Well, shit. That sounded coherent as hell. No slurring drunk girl talk to get that out.
“Can you pass the fuck out already?” I waved at my bed in invitation. 
“Maybe YOU should sleep on the couch!” She countered, throwing a glare my way.
“It’s my fucking bed!” Holy shit. Was I actually yelling back at this girl? This made no fucking sense to me. I pressed my lips together and took a step back, trying to clear the fog in my head, trying to regulate my breathing so that I could think.
Elle’s face fell, her pretty eyes widening in shock, and I instantly felt like shit.
“You said you weren’t mad,” she whispered it, hanging her head down in disappointment.
And I felt like the worst fucking person in the world. The lowest of the low. I don’t think I had ever yelled at anyone in my entire fucking life, and Elle knew that too. Why would I choose this moment and this girl to be the first? I could probably stand anybody’s sadness but hers. 
I crossed the room to her and pulled her into my arms. This much, at least, was as natural as breathing. “I’m sorry, baby.” I held her to me. “Listen, you’re important to me, Elle.” Because I recognized what this was really about. And it wasn’t about going out drinking or missing dinner with Elle’s parents or whatever the fuck.
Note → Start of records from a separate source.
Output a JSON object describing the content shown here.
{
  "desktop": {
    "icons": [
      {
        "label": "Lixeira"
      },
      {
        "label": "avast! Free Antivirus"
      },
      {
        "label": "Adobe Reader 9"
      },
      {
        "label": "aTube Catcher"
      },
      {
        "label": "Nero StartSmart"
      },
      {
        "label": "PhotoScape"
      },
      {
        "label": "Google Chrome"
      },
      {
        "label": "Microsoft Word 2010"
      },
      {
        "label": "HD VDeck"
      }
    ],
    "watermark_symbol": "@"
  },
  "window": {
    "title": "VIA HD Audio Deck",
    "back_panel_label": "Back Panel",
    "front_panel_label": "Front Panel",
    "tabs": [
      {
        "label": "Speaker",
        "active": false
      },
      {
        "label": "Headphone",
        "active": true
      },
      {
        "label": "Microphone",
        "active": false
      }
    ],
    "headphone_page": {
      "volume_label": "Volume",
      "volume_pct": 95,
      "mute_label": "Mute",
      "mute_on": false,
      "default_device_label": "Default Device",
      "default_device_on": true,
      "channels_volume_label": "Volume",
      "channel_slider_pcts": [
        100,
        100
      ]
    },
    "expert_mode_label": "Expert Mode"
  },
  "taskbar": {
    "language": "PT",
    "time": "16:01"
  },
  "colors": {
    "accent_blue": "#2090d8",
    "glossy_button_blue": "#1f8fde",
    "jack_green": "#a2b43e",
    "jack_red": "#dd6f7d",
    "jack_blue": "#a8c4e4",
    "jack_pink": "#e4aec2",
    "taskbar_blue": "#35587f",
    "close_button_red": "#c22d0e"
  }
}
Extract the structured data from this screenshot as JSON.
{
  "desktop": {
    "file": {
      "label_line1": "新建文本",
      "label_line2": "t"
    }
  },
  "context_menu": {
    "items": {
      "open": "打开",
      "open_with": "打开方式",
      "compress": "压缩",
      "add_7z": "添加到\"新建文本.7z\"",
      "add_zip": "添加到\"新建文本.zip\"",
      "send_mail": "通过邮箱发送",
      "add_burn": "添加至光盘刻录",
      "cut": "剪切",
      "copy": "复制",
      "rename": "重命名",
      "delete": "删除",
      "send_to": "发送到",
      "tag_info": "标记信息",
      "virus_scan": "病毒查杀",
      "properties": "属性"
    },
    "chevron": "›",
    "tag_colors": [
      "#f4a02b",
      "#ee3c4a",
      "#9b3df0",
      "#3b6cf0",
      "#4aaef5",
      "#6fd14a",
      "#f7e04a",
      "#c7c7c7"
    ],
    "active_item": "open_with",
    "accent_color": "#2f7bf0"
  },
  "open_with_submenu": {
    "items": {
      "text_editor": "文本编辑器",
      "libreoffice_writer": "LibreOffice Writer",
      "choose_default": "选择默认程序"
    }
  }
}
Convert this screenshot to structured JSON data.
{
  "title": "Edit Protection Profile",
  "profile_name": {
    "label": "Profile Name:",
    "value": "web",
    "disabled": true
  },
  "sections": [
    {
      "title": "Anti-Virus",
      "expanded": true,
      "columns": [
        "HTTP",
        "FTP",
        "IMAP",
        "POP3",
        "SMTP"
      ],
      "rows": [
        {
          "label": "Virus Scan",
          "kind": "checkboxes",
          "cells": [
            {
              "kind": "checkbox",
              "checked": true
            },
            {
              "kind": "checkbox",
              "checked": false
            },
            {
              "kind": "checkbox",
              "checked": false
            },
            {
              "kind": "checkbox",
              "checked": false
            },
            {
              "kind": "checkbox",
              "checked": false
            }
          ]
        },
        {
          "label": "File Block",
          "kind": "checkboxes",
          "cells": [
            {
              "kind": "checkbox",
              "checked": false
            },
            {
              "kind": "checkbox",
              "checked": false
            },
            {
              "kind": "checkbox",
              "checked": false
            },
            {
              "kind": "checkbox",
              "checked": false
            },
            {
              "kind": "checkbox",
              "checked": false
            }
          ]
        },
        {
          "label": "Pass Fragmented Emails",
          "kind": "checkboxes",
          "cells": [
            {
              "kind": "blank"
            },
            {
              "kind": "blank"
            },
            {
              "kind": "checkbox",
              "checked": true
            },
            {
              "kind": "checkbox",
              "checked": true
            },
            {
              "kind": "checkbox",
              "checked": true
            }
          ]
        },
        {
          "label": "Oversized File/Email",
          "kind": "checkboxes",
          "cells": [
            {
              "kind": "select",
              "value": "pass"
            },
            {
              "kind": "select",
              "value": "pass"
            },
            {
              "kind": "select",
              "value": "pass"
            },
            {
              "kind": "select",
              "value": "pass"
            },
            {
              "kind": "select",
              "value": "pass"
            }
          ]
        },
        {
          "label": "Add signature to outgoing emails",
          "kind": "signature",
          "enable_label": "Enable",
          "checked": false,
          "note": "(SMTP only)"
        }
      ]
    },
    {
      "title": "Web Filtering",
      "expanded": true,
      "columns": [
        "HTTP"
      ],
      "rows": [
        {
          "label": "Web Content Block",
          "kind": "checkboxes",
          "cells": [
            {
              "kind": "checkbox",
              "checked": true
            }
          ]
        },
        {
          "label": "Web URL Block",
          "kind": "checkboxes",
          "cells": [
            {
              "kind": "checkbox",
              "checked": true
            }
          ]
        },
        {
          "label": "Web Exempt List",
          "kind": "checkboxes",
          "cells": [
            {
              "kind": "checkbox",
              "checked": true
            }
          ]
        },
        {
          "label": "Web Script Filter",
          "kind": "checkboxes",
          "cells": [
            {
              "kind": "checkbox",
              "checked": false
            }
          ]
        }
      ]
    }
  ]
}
It was about us. “You’re the most important to me, okay? And I’m sorry about tonight. I didn’t think you’d mind. You should have said.” 
I really had thought it was okay with her. We always had dinner with her family—her parents were these ridiculous hippies and a never ending source of amusement for me. In the most awesome of ways, obviously. Because my own parents were extremely traditional and extremely boring in comparison. I loved Elle’s family dynamic almost as much as I loved our friendship. I even loved hanging out with her three brothers, and all of them (well, except Eli) had threatened to kick my ass on a near constant basis since I’d known them. They were super-protective of Elvis, and I definitely couldn’t say that I blamed them.
Elle shrugged against my embrace. “You were being a good boyfriend.” She turned her head and spoke into my shirt. “I’m sorry, too.”
But even though it seemed like we were making up, there was still this tightness in my chest that I couldn’t seem to shake. I swallowed and kissed the top of her head, trying to breathe around this unfamiliar feeling. Trying to understand it.
Things were changing; I had never been very good with change.